Beyond average: Embracing your outlier customers
Recently, the Scandinavian online auction site Lauritz.com got into hot water when a newspaper found the bidding behavior on the site to be suspiciously lopsided. The newspaper scraped the auction site and revealed that while the average user participated in 3 auctions on Lauritz.com, the 10 most active users participated in 370,000 auctions, roughly 10% of all auctions (story here). The story serves as a good reminder that online user behavior is rarely normally distributed and that looking at average user engagement is not very meaningful.
As an example, we can look at GitHubs user engagement data: In 2015, the average active GitHub user pushed code to the repository ~24 times / year. Without additional detail, it is easy to imagine that most users pushed code between 20 and 30 times, with roughly half the users pushing more and roughly half the users pushing less, but what emerges in the distribution is a completely different picture:
Distinct cohorts emerge in the histogram, most notably the 45% of users that did not push any code at all and the 9% of users that pushed more than 51 times. The latter cohort accounts for 79% of all push events in 2015. The ‘average user’ turns out to be a minority: Only 4% of all users push code between 21-30 times/year.
In consulting, we often use the Pareto principle of ‘80/20’, meaning 80% of the activity is accounted for by 20% of the users. However, online user engagement can be even more lopsided. In the case of Github, the top 1% of users account for 45% of all push activity and the top 0.1% of users account for 17% of all push activity. When it comes to online behavior, ‘45/1’ is the new ‘80/20’.
So what does this mean for your product strategy?
Instead of designing your product to the ‘average user’, you have to identify the key usage cohorts and tailor your product strategy accordingly. In the extreme, you will have two cohorts:
The long tail of highly engaged users (e.g., the extreme bidders at Lauritz.com or the top 1% of code pushers on Github)
The unengaged users (e.g., the 45% of Github users who did not have a single push event in 2015)
For the long tail of highly engaged users: Are these your most valuable users or your worst offenders?
Establish what the high engagement users are trying to do through further analysis or interviews and make up with yourself if the behavior is in line with your vision for your product. In marketplaces, like Laurtiz.com or Github, one approach to establishing if the behavior is ‘good’ or ‘bad’ is to look at the amount of value created on the other side of the marketplace. Specifically, how many downloads are generated by the code uploaded by the top 1% of GitHub code pushers.

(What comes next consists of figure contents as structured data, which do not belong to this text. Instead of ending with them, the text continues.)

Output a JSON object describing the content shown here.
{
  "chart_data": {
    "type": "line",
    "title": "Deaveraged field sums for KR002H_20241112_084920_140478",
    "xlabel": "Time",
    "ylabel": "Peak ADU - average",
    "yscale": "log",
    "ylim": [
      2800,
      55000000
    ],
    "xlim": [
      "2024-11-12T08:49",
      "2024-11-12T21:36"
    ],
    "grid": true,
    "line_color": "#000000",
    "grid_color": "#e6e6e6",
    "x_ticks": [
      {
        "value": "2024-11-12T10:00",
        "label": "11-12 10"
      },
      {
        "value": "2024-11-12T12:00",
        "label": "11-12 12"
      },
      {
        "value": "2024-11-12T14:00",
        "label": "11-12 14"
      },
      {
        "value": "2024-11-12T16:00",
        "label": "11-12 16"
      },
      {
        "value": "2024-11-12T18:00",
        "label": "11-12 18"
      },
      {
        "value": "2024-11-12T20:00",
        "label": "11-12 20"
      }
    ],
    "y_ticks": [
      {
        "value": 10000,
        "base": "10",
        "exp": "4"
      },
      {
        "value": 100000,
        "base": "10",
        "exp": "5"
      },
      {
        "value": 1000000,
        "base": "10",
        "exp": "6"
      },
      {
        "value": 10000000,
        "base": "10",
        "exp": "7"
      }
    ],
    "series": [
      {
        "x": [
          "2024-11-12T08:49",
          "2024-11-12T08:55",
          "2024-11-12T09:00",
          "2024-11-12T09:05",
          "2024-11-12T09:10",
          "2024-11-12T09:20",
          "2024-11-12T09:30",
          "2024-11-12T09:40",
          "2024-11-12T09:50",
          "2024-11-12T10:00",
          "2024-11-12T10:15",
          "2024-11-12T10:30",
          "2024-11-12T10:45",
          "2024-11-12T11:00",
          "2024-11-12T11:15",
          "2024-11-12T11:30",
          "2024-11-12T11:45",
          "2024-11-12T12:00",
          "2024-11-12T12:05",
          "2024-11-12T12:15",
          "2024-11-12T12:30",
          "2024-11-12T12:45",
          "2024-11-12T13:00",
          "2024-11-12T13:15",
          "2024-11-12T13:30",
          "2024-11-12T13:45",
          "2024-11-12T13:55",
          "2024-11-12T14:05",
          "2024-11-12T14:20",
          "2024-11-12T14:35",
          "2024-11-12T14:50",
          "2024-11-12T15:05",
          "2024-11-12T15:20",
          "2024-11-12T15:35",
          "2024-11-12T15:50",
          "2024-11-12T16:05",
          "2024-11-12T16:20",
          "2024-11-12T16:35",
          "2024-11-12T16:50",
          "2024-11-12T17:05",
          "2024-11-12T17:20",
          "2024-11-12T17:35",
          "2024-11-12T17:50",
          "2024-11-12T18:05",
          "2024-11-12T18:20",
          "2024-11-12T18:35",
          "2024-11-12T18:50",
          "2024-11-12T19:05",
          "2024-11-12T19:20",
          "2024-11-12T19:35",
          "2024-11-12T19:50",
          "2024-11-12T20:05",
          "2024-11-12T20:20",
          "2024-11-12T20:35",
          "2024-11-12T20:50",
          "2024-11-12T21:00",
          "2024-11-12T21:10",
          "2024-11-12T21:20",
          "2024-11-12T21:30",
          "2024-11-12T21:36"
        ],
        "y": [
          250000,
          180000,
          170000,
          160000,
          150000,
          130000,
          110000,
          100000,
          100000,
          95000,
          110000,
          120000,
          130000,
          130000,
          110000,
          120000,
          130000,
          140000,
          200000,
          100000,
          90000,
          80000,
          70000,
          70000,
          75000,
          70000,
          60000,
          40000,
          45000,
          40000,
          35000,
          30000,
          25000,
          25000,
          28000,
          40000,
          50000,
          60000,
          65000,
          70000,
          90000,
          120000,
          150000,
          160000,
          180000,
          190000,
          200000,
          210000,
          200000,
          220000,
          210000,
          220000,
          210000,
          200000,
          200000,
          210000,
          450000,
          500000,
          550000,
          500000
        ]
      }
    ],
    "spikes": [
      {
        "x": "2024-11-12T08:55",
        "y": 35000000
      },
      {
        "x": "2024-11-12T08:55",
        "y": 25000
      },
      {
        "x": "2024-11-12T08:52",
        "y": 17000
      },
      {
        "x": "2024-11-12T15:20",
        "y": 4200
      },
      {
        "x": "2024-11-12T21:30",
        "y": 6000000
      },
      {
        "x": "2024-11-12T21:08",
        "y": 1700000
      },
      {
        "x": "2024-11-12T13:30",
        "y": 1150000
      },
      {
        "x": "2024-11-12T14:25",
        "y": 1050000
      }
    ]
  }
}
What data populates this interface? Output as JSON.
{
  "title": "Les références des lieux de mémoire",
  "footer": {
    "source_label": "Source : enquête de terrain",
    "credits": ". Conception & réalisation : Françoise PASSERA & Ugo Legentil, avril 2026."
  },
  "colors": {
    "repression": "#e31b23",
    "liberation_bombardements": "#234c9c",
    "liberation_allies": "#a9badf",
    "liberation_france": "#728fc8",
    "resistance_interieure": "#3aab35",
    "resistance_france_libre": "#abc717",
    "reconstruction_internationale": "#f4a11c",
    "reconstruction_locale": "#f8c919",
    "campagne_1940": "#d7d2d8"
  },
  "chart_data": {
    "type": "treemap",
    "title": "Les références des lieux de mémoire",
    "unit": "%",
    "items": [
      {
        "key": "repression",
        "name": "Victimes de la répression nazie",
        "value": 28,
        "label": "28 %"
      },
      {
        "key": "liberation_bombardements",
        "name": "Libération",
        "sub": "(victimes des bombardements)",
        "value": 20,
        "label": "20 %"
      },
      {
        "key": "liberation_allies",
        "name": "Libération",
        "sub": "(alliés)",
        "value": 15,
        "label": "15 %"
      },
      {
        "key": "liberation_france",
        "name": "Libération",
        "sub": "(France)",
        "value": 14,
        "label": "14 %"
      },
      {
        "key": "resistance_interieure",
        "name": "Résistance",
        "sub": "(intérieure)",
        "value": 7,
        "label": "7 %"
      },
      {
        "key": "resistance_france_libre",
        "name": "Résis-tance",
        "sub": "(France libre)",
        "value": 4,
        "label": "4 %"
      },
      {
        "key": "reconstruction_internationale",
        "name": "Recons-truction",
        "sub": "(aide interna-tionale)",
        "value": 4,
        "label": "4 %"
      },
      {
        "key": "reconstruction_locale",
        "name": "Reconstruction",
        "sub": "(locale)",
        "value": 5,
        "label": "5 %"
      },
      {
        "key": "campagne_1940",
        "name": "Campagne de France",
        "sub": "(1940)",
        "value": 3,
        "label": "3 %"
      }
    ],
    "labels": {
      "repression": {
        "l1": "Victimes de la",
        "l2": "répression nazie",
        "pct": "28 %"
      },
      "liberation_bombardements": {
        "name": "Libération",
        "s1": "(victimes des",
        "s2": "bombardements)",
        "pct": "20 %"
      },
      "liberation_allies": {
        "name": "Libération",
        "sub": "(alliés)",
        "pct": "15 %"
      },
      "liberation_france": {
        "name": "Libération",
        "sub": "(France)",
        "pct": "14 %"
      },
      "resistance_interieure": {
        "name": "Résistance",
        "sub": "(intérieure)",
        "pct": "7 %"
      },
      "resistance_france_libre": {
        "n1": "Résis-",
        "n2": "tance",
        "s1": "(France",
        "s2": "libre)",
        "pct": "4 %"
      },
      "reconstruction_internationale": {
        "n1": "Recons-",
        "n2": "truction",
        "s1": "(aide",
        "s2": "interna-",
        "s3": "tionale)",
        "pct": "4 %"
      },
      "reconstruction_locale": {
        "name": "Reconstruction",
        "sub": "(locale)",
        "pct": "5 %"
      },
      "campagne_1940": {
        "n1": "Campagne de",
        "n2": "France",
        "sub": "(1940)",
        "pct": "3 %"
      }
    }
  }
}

If you find that the highly engaged user behavior is good, then you need to account accordingly in your roadmap prioritization. Even though the cohort may be a minority, you want to prioritize features for this cohort if they deliver a lot of value to your product. The behavior itself may provide a good initial idea of features that would be valuable, e.g., Lauritz.com could consider investing in features for large-scale batch bidding.
If you find that the long tail of highly engaged users are your worst offenders, then you can curb the usage. The curbing does not have to be a hard cut-off: You could establish paywalls at high levels of usage, which will likely both curb usage and allow you to extract value from the high engagement.
For the unengaged users: How far did they get in your product?
For the users who did not engage at all, you need to pinpoint exactly where they disengaged from your product. A funnel of the the activity leading up to that engagement can be helpful to reveal where your product might be falling short (did they discover your most valuable feature)? In the case of Github code push, one could establish how many of the users created an account, how many set up a local repository, how many forked a branch of code, etc. Product improvements and re-engagement campaigns should be oriented around the largest drop-offs in the funnel leading up to the desired engagement.
In summary, recognize that online user engagement can be extremely lopsided and tailor your product strategy to your largest cohorts’ activity levels instead of designing for your ‘average user’.